2020 erschien Making A Door Less Open – ein radikaler Bruch mit der bisherigen Diskografie. Statt epischer Albumkonzepte präsentierte Toledo ein stilistisch offenes Werk mit elektronischen Elementen, Shuffle-kompatiblen Tracks und gleich drei unterschiedlichen Tracklists für Vinyl, CD und Streaming.

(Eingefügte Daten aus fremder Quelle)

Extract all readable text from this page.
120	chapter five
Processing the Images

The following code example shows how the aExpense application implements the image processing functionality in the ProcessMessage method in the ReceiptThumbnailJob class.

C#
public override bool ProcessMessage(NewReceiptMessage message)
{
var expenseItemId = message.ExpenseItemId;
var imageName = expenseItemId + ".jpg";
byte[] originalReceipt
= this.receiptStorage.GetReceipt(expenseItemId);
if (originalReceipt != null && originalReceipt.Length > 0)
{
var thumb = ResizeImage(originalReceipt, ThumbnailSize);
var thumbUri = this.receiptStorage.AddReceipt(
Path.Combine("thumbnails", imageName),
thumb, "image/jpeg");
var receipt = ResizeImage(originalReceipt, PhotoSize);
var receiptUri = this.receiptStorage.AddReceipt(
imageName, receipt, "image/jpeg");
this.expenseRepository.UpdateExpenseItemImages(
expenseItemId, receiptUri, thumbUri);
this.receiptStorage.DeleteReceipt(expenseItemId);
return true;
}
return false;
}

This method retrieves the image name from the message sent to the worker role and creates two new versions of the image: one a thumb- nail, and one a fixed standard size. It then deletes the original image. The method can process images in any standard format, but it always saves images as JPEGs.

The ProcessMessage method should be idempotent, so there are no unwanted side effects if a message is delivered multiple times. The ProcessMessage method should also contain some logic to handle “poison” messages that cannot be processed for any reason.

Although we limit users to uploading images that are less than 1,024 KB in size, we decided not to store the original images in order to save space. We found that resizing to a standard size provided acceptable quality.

Toledo trat zur Albumveröffentlichung mit einer Gasmaske auf – als Alter Ego „Trait“, benannt nach dem EDM-Nebenprojekt 1 Trait Danger, das er mit Drummer Andrew Katz betreibt. Die Reaktionen auf MADLO fielen gemischt aus: Einige lobten die stilistische Offenheit, andere vermissten die erzählerische Tiefe und Kohärenz früherer Werke.

Trotzdem enthält das Album einige herausragende Songs, etwa das melancholische „There Must Be More Than Blood“ oder den eleganten Pop von „Life Worth Missing“. In der Rückschau wirkt MADLO wie ein notwendiger Umweg – eine kreative Kurskorrektur, die den Weg für Neues ebnete.

Krankheit, Stille und The Scholars

Nach der MADLO-Ära wurde es ruhig um Car Seat Headrest. Toledo zog sich aus der Öffentlichkeit zurück – gesundheitliche Probleme durch Long Covid führten zu einem radikalen Lebenswandel. Tourneen mussten abgesagt werden, Interviews blieben aus.

In dieser Zeit entstand The Scholars (2025), das ambitionierteste Werk der Band: ein fiktives Rock-Opern-Album über eine Universität und ihre bizarren Bewohner, erzählt durch verschiedene Stimmen, musikalisch angelehnt an die Tradition von Tommy, The Wall oder The Hazards of Love. Toledo tritt hier erstmals vollständig hinter seine Figuren zurück. Das Album ist komplex, verspielt, fordernd – aber auch ein Höhepunkt in Toledos Schaffen.